Assessment framework

To direct the focus of their inspection, our inspection teams use a set of key lines of enquiry (KLOEs) that directly relate to the five key questions – are services safe, effective, caring, responsive and well-led? For online primary health care inspections, we will use the standard KLOEs for healthcare services.

Each KLOE is accompanied by a number of questions that inspection teams will consider as part of the assessment. We call these prompts. In addition to the prompts that accompany the standard KLOEs, we have developed a set of prompts specifically tailored for providers of online primary care. We have also published guidance on common issues arising from inspections.

Our inspection teams will consider the information and data gathered when preparing for the inspection to decide which of the prompts they will use to help them make a judgment on the KLOEs.

Types of inspection

Comprehensive

Comprehensive inspections address all five key questions and relevant legal requirements. They ask: is the service safe, effective, caring, responsive and well-led? We will always carry out a comprehensive inspection of services that have not had a first inspection or received an initial rating. These are usually announced in advance.

Focused

In some circumstances we will carry out a focused inspection rather than a comprehensive inspection.

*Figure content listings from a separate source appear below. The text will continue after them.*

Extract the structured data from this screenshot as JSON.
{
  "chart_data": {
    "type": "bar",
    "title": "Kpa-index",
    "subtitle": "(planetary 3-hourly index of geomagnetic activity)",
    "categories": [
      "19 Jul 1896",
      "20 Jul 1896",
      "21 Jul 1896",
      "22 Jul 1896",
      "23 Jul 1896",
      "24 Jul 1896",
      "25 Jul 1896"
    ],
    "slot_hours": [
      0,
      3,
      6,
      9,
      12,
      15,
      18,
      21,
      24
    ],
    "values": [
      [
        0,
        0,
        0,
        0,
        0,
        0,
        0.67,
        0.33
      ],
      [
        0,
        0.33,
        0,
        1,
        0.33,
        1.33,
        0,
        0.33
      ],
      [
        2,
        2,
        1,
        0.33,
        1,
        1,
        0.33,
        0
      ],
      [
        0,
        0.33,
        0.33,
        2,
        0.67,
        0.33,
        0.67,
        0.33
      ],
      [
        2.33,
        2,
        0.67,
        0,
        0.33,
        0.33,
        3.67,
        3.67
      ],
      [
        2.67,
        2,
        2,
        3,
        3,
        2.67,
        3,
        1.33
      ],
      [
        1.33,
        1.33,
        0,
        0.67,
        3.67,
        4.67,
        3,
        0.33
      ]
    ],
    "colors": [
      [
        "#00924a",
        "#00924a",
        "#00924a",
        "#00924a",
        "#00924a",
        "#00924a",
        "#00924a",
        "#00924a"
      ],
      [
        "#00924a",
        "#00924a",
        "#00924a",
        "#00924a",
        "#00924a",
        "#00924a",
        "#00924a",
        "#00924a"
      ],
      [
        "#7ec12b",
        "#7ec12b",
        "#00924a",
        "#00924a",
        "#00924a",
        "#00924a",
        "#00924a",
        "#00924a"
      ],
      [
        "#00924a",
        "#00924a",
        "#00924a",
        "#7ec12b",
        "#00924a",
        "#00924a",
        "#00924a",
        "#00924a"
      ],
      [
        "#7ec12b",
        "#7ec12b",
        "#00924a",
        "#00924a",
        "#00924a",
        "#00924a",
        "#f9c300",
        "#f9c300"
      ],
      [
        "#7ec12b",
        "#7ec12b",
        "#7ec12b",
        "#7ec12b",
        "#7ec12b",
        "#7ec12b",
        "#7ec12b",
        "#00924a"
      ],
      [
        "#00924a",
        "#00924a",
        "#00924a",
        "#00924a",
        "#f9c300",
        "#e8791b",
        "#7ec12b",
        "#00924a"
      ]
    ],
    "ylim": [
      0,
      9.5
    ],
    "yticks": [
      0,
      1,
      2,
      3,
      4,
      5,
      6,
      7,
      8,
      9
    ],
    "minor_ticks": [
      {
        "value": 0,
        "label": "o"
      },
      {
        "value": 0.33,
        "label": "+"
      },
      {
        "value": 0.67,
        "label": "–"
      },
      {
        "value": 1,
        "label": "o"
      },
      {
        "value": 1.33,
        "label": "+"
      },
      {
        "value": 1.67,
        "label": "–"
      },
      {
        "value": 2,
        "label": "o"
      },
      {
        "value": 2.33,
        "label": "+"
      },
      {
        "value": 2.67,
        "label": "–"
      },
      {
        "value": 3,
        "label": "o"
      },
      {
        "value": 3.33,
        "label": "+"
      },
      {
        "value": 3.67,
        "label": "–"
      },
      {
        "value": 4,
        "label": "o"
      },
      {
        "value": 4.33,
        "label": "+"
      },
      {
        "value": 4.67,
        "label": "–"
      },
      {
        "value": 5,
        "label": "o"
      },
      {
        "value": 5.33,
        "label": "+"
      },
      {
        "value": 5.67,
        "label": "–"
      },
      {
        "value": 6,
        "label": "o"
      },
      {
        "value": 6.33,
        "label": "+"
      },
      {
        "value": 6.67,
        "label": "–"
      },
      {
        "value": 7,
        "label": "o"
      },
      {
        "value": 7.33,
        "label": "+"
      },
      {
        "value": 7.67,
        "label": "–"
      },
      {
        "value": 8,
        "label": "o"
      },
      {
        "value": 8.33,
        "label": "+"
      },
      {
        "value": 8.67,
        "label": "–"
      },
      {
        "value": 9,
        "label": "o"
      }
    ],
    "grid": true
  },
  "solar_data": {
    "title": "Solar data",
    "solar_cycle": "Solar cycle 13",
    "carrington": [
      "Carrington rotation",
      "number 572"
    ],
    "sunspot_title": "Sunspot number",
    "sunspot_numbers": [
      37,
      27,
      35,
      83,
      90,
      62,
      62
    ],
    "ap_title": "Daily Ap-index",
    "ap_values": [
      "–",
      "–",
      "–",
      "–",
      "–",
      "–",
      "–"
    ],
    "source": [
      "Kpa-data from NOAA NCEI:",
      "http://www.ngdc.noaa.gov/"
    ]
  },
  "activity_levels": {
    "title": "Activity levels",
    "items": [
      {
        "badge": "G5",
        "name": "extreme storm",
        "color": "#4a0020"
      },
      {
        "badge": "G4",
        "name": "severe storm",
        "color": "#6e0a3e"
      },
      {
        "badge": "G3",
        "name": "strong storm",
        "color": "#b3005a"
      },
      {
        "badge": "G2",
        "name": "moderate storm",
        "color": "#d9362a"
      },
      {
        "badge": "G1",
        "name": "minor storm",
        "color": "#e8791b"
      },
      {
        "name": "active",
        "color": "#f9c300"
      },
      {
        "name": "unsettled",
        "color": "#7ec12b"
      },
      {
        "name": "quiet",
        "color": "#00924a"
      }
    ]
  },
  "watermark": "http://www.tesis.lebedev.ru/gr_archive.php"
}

This will be when we need to follow up on an area of concern. This could be either a concern identified during a previous comprehensive inspection, which has resulted in enforcement action, or concerns that have been raised with us by the public, staff, other regulators or stakeholders, or through our monitoring activity.

Focused inspections do not usually look at all five key questions. They usually focus only on the areas indicated by the information that triggers the inspection.

Although they are smaller in scope, a focused inspection broadly follows the same process as a comprehensive inspection. The reason for the inspection determines many aspects, such as the scale of the inspection, when to visit, what evidence needs to be gathered, the size of the team and which specialist advisors to involve.

These inspections may be announced or unannounced, depending on the focus of the inspection. When a focused inspection identifies further significant concerns, it may trigger a comprehensive inspection.